6102 sayılı Türk Ticaret Kanunu’nda ve 2918 sayılı Karayolları Trafik Kanunu’nda yapılan düzenlemeler ile trafik kazalarının ardından tazminat haklarının nasıl talep edilebileceğinin yolu çizilmiş ve bazı haklar için belirli süreler zorunlu tutulmuştur. Değer kaybı zaman aşımı süresi de bu bağlamda yapılmış düzenlemelerden birisidir.
Türk Ticaret Kanunu’nun 1409. maddesi ‘’Sigortacı, sözleşmede öngörülen rizikonun gerçekleşmesinden doğan zarardan veya bedelden sorumludur…’’ hükmünü içermektedir. Karayolları Trafik Kanunu’nda yer alan 85. madde hükmünde ise ‘’…motorlu aracın işletilmesi bir kimsenin ölümüne veya yaralanmasına yahut bir şeyin zarara uğramasına sebep olursa… motorlu aracın işleteni ve bağlı olduğu teşebbüsün sahibi, doğan zarardan müştereken ve müteselsilen sorumlu olurlar…’’ denilmiştir. Bu kanun maddelerine göre gerçekleşen trafik kazalarından doğan zararlarda sigorta şirketi ile birlikte aracı işleten (süren) ve aracın sahibi birlikte sorumlu olacaktır.
Trafik kazasına karışan araçların sigortası mevcutsa ilk olarak sigorta şirketleri ile araç sahipleri arasında müzakere süreci başlar. Aracın tamir ettirilmesi, değer kaybı ile ilişkili değildir. Şirketler aralarında değer kaybına ilişkin anlaşmaya varamazlar ise dava açılması gündeme gelir.

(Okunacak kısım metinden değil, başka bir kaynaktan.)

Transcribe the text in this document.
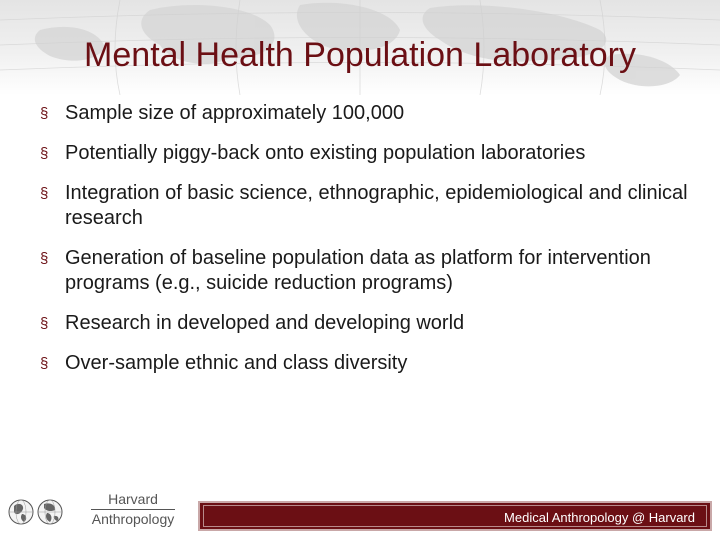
Mental Health Population Laboratory
§ Sample size of approximately 100,000
§ Potentially piggy-back onto existing population laboratories
§ Integration of basic science, ethnographic, epidemiological and clinical research
§ Generation of baseline population data as platform for intervention programs (e.g., suicide reduction programs)
§ Research in developed and developing world
§ Over-sample ethnic and class diversity
Harvard
Anthropology	Medical Anthropology @ Harvard
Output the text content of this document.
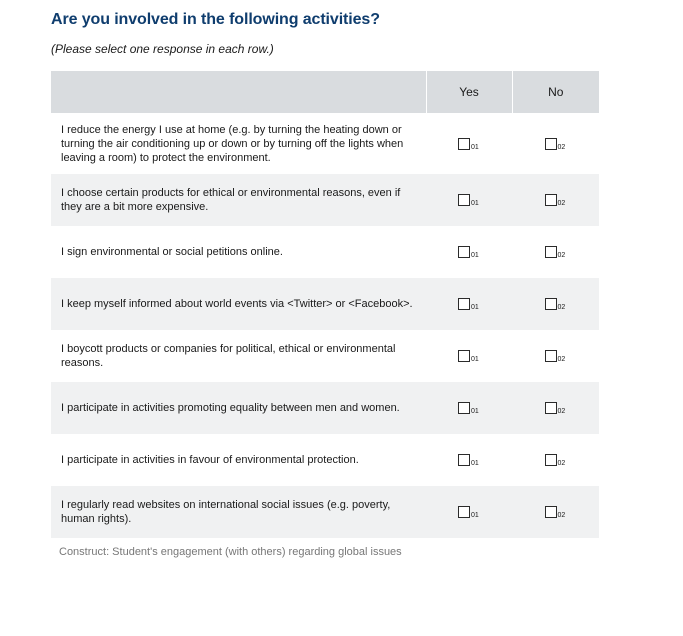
Are you involved in the following activities?

(Please select one response in each row.)

	Yes	No
I reduce the energy I use at home (e.g. by turning the heating down or turning the air conditioning up or down or by turning off the lights when leaving a room) to protect the environment.	01	02

I choose certain products for ethical or environmental reasons, even if they are a bit more expensive.	01	02

I sign environmental or social petitions online.	01	02

I keep myself informed about world events via <Twitter> or <Facebook>.	01	02

I boycott products or companies for political, ethical or environmental reasons.	01	02

I participate in activities promoting equality between men and women.	01	02

I participate in activities in favour of environmental protection.	01	02

I regularly read websites on international social issues (e.g. poverty, human rights).	01	02

Construct: Student's engagement (with others) regarding global issues
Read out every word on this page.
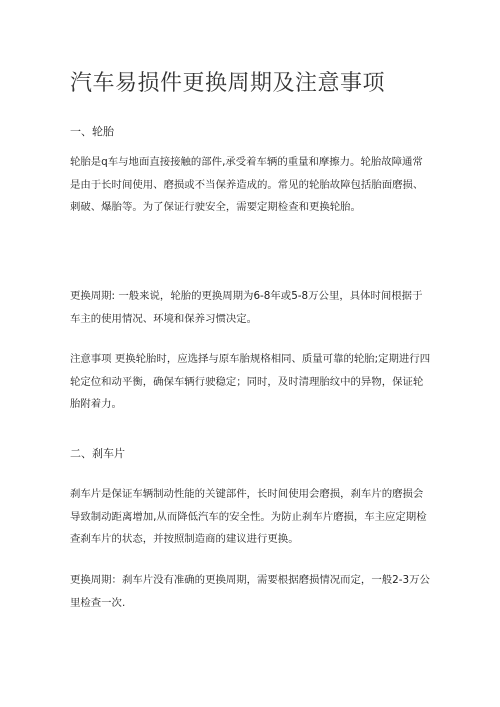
汽车易损件更换周期及注意事项

一、轮胎

轮胎是q车与地面直接接触的部件,承受着车辆的重量和摩擦力。轮胎故障通常是由于长时间使用、磨损或不当保养造成的。常见的轮胎故障包括胎面磨损、刺破、爆胎等。为了保证行驶安全，需要定期检查和更换轮胎。

更换周期: 一般来说，轮胎的更换周期为6-8年或5-8万公里，具体时间根据于车主的使用情况、环境和保养习惯决定。

注意事项 更换轮胎时，应选择与原车胎规格相同、质量可靠的轮胎;定期进行四轮定位和动平衡，确保车辆行驶稳定；同时，及时清理胎纹中的异物，保证轮胎附着力。

二、刹车片

刹车片是保证车辆制动性能的关键部件，长时间使用会磨损，刹车片的磨损会导致制动距离增加,从而降低汽车的安全性。为防止刹车片磨损，车主应定期检查刹车片的状态，并按照制造商的建议进行更换。

更换周期：刹车片没有准确的更换周期，需要根据磨损情况而定，一般2-3万公里检查一次.
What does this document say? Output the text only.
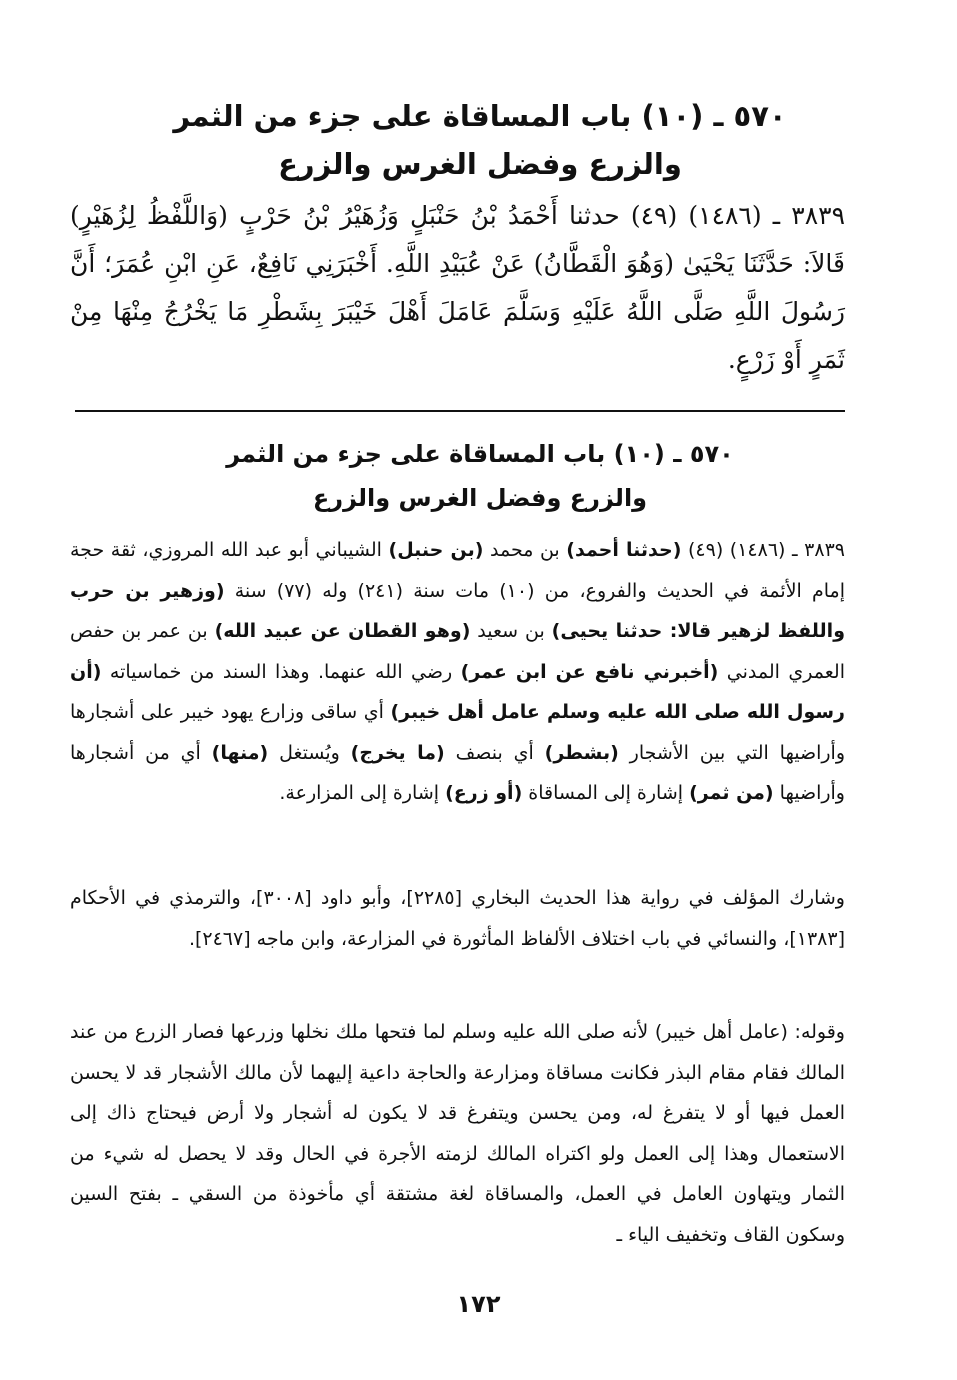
٥٧٠ ـ (١٠) باب المساقاة على جزء من الثمر
والزرع وفضل الغرس والزرع
٣٨٣٩ ـ (١٤٨٦) (٤٩) حدثنا أَحْمَدُ بْنُ حَنْبَلٍ وَزُهَيْرُ بْنُ حَرْبٍ (وَاللَّفْظُ لِزُهَيْرٍ) قَالاَ: حَدَّثَنَا يَحْيَىٰ (وَهُوَ الْقَطَّانُ) عَنْ عُبَيْدِ اللَّهِ. أَخْبَرَنِي نَافِعٌ، عَنِ ابْنِ عُمَرَ؛ أَنَّ رَسُولَ اللَّهِ صَلَّى اللَّهُ عَلَيْهِ وَسَلَّمَ عَامَلَ أَهْلَ خَيْبَرَ بِشَطْرِ مَا يَخْرُجُ مِنْهَا مِنْ ثَمَرٍ أَوْ زَرْعٍ.
٥٧٠ ـ (١٠) باب المساقاة على جزء من الثمر
والزرع وفضل الغرس والزرع
٣٨٣٩ ـ (١٤٨٦) (٤٩) (حدثنا أحمد) بن محمد (بن حنبل) الشيباني أبو عبد الله المروزي، ثقة حجة إمام الأئمة في الحديث والفروع، من (١٠) مات سنة (٢٤١) وله (٧٧) سنة (وزهير بن حرب واللفظ لزهير قالا: حدثنا يحيى) بن سعيد (وهو القطان عن عبيد الله) بن عمر بن حفص العمري المدني (أخبرني نافع عن ابن عمر) رضي الله عنهما. وهذا السند من خماسياته (أن رسول الله صلى الله عليه وسلم عامل أهل خيبر) أي ساقى وزارع يهود خيبر على أشجارها وأراضيها التي بين الأشجار (بشطر) أي بنصف (ما يخرج) ويُستغل (منها) أي من أشجارها وأراضيها (من ثمر) إشارة إلى المساقاة (أو زرع) إشارة إلى المزارعة.
وشارك المؤلف في رواية هذا الحديث البخاري [٢٢٨٥]، وأبو داود [٣٠٠٨]، والترمذي في الأحكام [١٣٨٣]، والنسائي في باب اختلاف الألفاظ المأثورة في المزارعة، وابن ماجه [٢٤٦٧].
وقوله: (عامل أهل خيبر) لأنه صلى الله عليه وسلم لما فتحها ملك نخلها وزرعها فصار الزرع من عند المالك فقام مقام البذر فكانت مساقاة ومزارعة والحاجة داعية إليهما لأن مالك الأشجار قد لا يحسن العمل فيها أو لا يتفرغ له، ومن يحسن ويتفرغ قد لا يكون له أشجار ولا أرض فيحتاج ذاك إلى الاستعمال وهذا إلى العمل ولو اكتراه المالك لزمته الأجرة في الحال وقد لا يحصل له شيء من الثمار ويتهاون العامل في العمل، والمساقاة لغة مشتقة أي مأخوذة من السقي ـ بفتح السين وسكون القاف وتخفيف الياء ـ
١٧٢
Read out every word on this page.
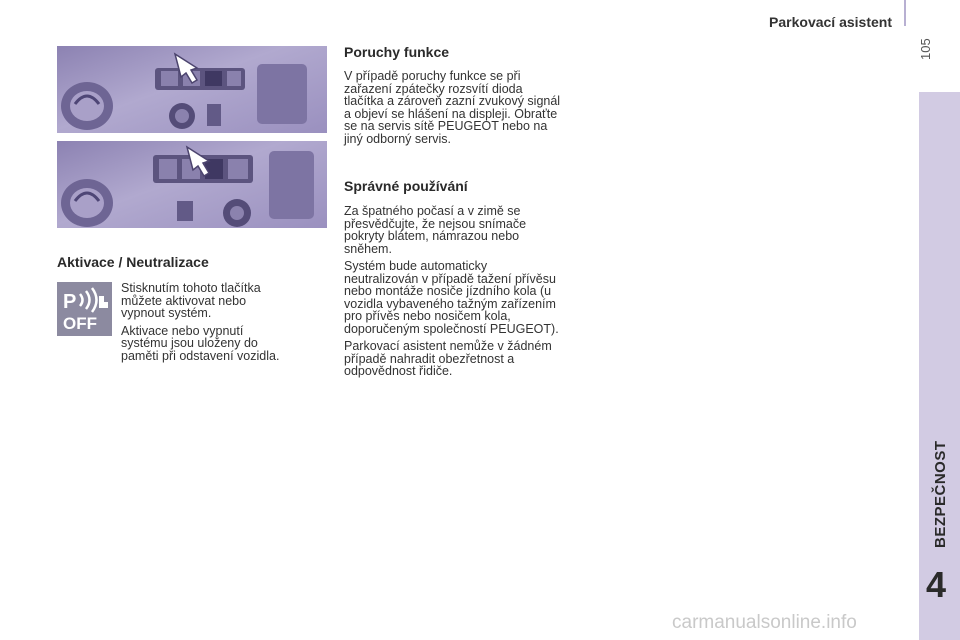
Parkovací asistent
105
BEZPEČNOST
4
Aktivace / Neutralizace
P
OFF

Stisknutím tohoto tlačítka
můžete aktivovat nebo
vypnout systém.

Aktivace nebo vypnutí
systému jsou uloženy do
paměti při odstavení vozidla.

Poruchy funkce

V případě poruchy funkce se při
zařazení zpátečky rozsvítí dioda
tlačítka a zároveň zazní zvukový signál
a objeví se hlášení na displeji. Obraťte
se na servis sítě PEUGEOT nebo na
jiný odborný servis.

Správné používání

Za špatného počasí a v zimě se
přesvědčujte, že nejsou snímače
pokryty blátem, námrazou nebo
sněhem.

Systém bude automaticky
neutralizován v případě tažení přívěsu
nebo montáže nosiče jízdního kola (u
vozidla vybaveného tažným zařízením
pro přívěs nebo nosičem kola,
doporučeným společností PEUGEOT).

Parkovací asistent nemůže v žádném
případě nahradit obezřetnost a
odpovědnost řidiče.

carmanualsonline.info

Bu halde araç değer kaybı tazminatı, yetki ve görev kurallarına dikkat edilerek davanın doğru mahkemede açılması ile talep edilir. Bu dava türünde birden çok yetkili mahkeme belirlenmiştir. Kazaya karışan tarafların yerleşim yeri mahkemeleri davaya bakmakta yetki sahibi olduğu gibi sigorta şirketinin yerleşim yeri veya trafik kazasının meydana geldiği yerde de dava açılabilir. Zaman aşımı değer kaybı davası açılırken dikkat edilmesi gereken hususlardan biridir.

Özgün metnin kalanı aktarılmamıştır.